À part son tournoi de chanteurs façon Eurovision, la vision du metteur en scène séduit, d'autant que l'épreuve périlleuse de la bacchanale est passée avec succès, dès les premiers instants du premier acte. Le ballet réglé par Amir Hosseinpour et Jonathan Lunn aurait pu être ridicule, mais ces créatures larvesques qui sacrifient un animal maléfique – annonçant le chœur à venir, proche de créatures de l'humus ? – captent étrangement notre attention. Ici bondissante, la direction de Philippe Jordan, à la tête du Deutsche Sinfonieorchester Berlin, s'avère par ailleurs très articulée, claire jusqu'à la brillante (prélude de l'Acte III).

La distribution vocale offre également une grande qualité. Si la fatigue fait émerger les défauts habituels de Robert Gambil à l'Acte III – diction brouillonne, musicalité aléatoire –, reconnaissons au rôle-titre un chant bien conduit et contrôlé. De même, malgré un grave fatigué, Waltraud Meier (Venus) jouit d'une belle technique – legato exquis, en particulier.

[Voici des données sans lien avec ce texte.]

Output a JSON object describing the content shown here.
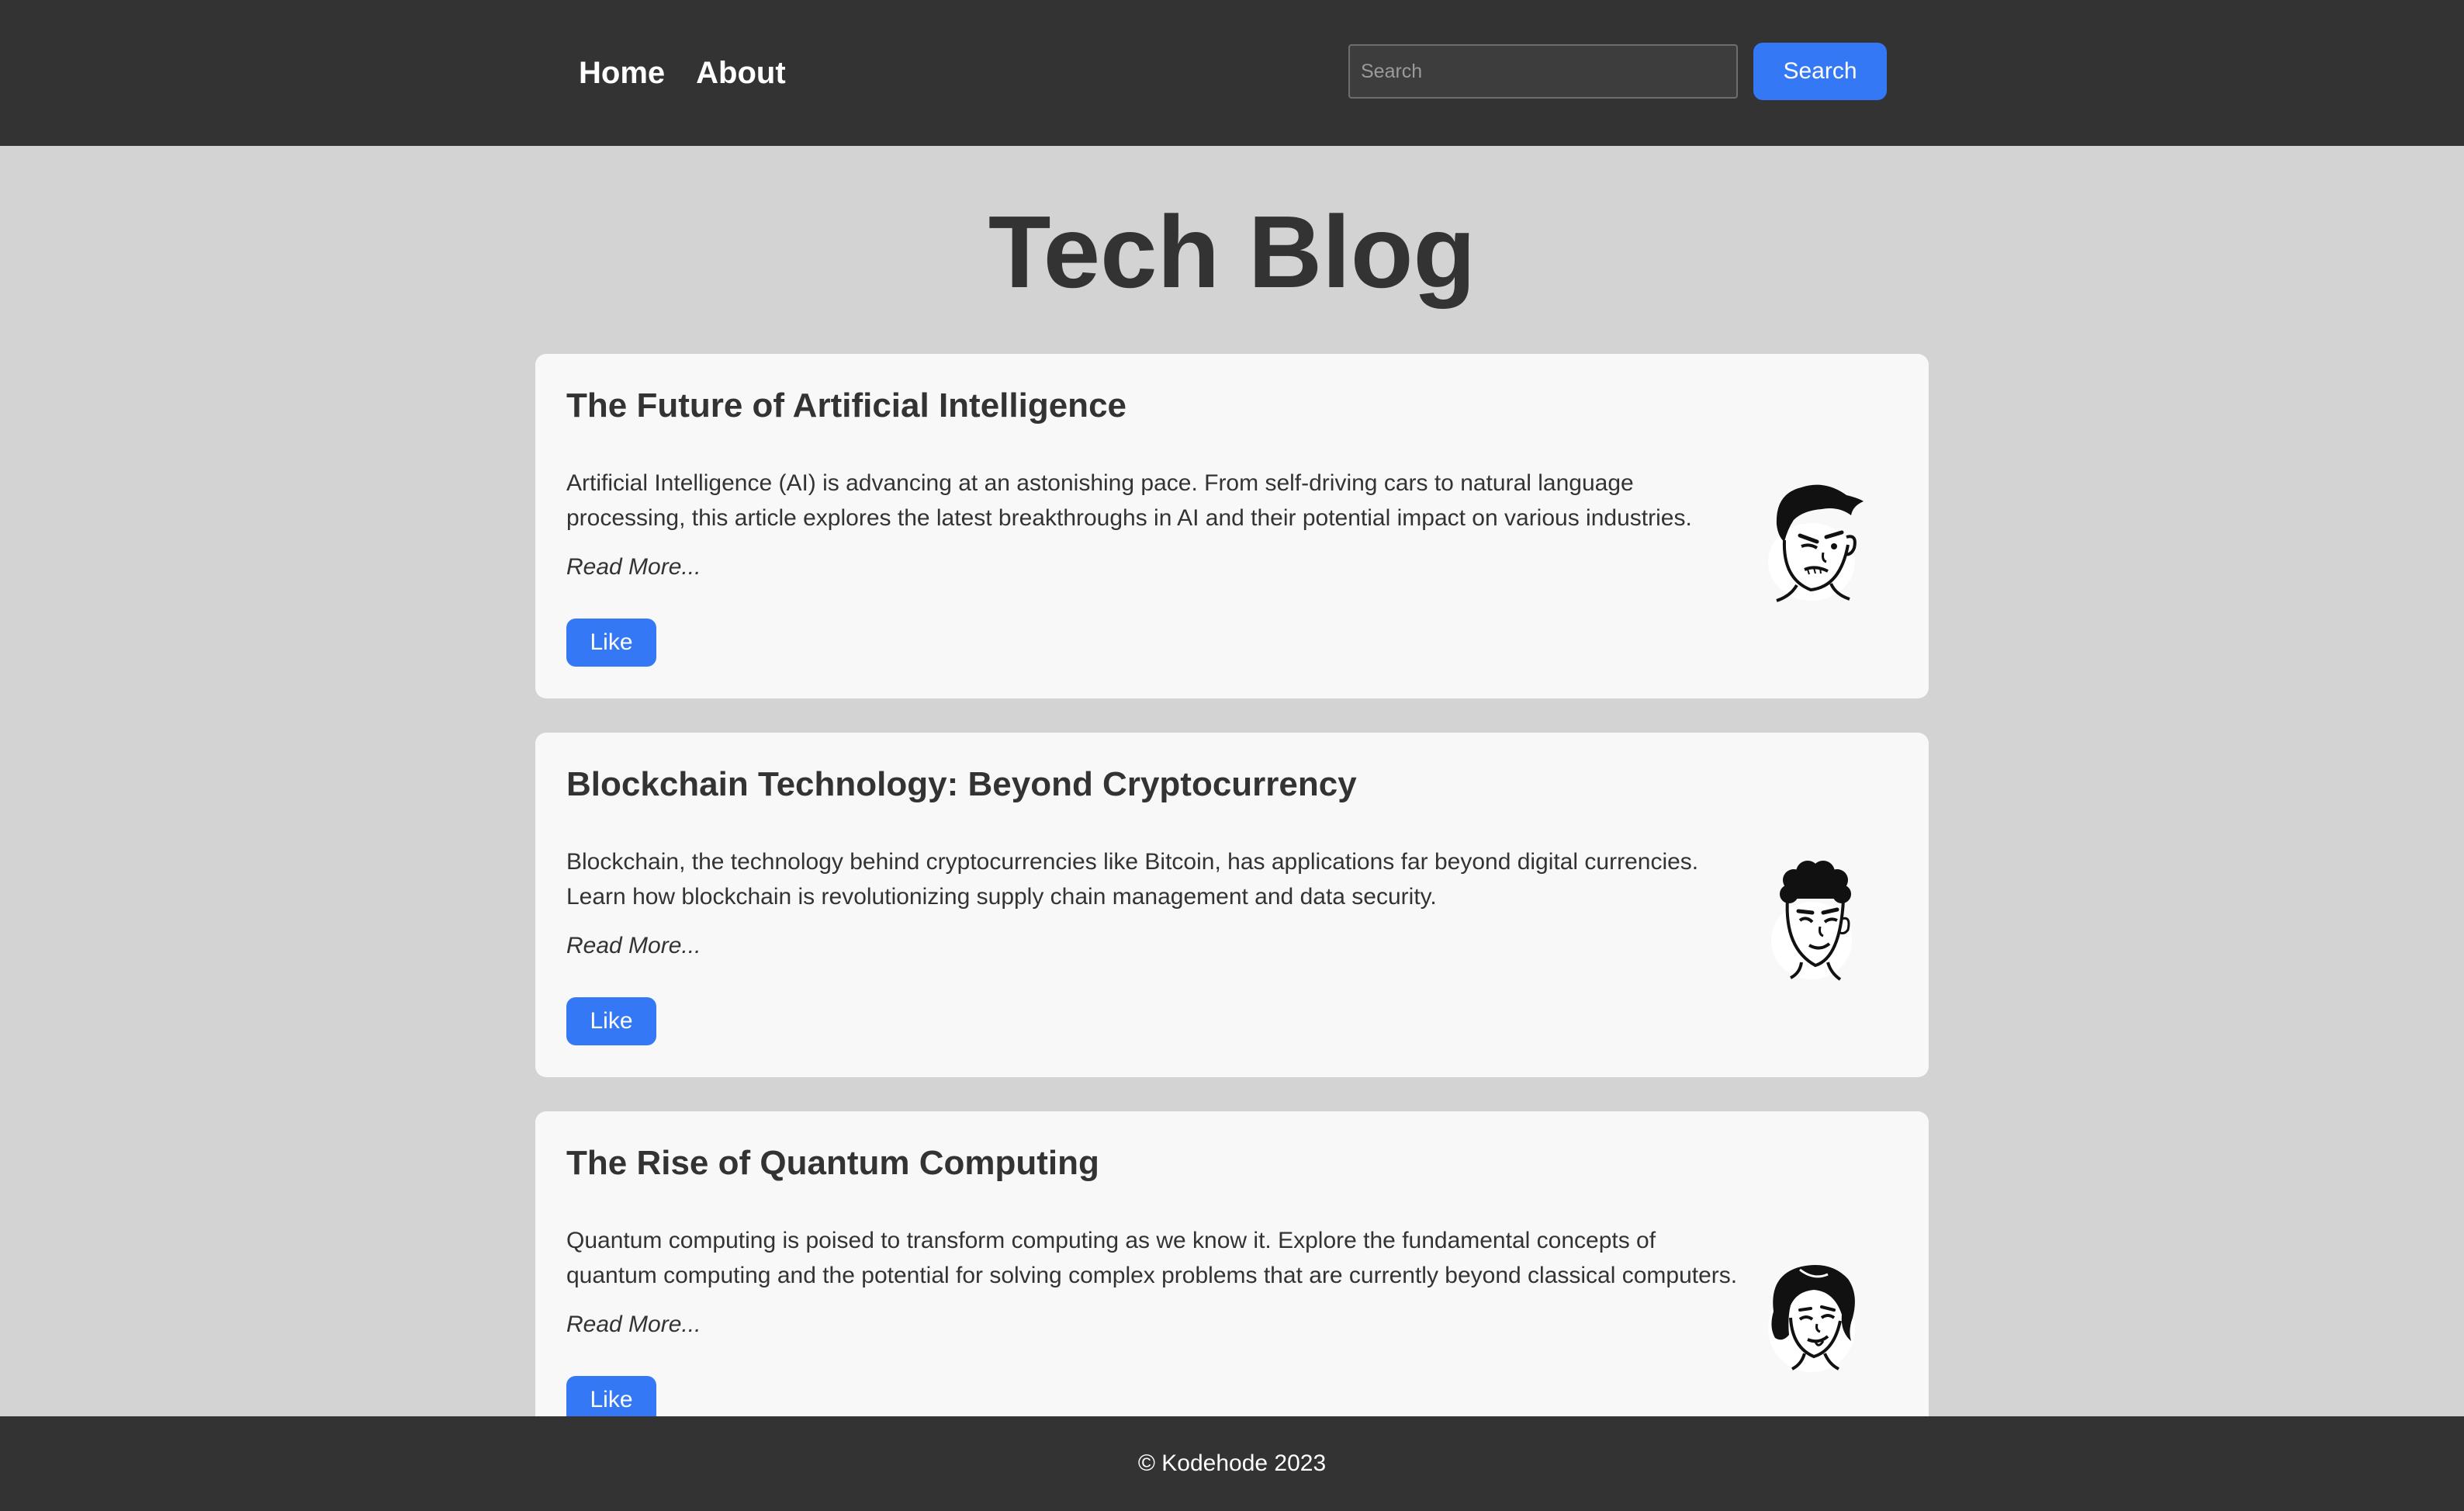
{
  "nav": {
    "home_label": "Home",
    "about_label": "About"
  },
  "search": {
    "placeholder": "Search",
    "button_label": "Search"
  },
  "page": {
    "title": "Tech Blog"
  },
  "posts": [
    {
      "title": "The Future of Artificial Intelligence",
      "excerpt": "Artificial Intelligence (AI) is advancing at an astonishing pace. From self-driving cars to natural language processing, this article explores the latest breakthroughs in AI and their potential impact on various industries.",
      "read_more": "Read More...",
      "like_label": "Like",
      "avatar_icon": "cartoon-man-avatar-icon"
    },
    {
      "title": "Blockchain Technology: Beyond Cryptocurrency",
      "excerpt": "Blockchain, the technology behind cryptocurrencies like Bitcoin, has applications far beyond digital currencies. Learn how blockchain is revolutionizing supply chain management and data security.",
      "read_more": "Read More...",
      "like_label": "Like",
      "avatar_icon": "cartoon-curly-hair-avatar-icon"
    },
    {
      "title": "The Rise of Quantum Computing",
      "excerpt": "Quantum computing is poised to transform computing as we know it. Explore the fundamental concepts of quantum computing and the potential for solving complex problems that are currently beyond classical computers.",
      "read_more": "Read More...",
      "like_label": "Like",
      "avatar_icon": "cartoon-woman-avatar-icon"
    }
  ],
  "footer": {
    "text": "© Kodehode 2023"
  },
  "colors": {
    "header_bg": "#333333",
    "page_bg": "#d3d3d3",
    "card_bg": "#f8f8f8",
    "accent": "#3478f6"
  }
}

Avec sa vaillance et son phrasé magnifiques, Camilla Nylund (Elisabeth) livre une ultime prière tragique, désespérée plus que recueillie. Stephen Milling (Hermann) se révèle d'une puissance qui domine les ensembles vocaux, mais aussi tendre et nuancé ; Roman Trekel (Wolfram) se montre sonore et élégant et Marcel Reijans (Walther) fort souple. Félicitons enfin Katherina Müller (jeune pâtre), soprano au chant agréablement sain, précis et impacté.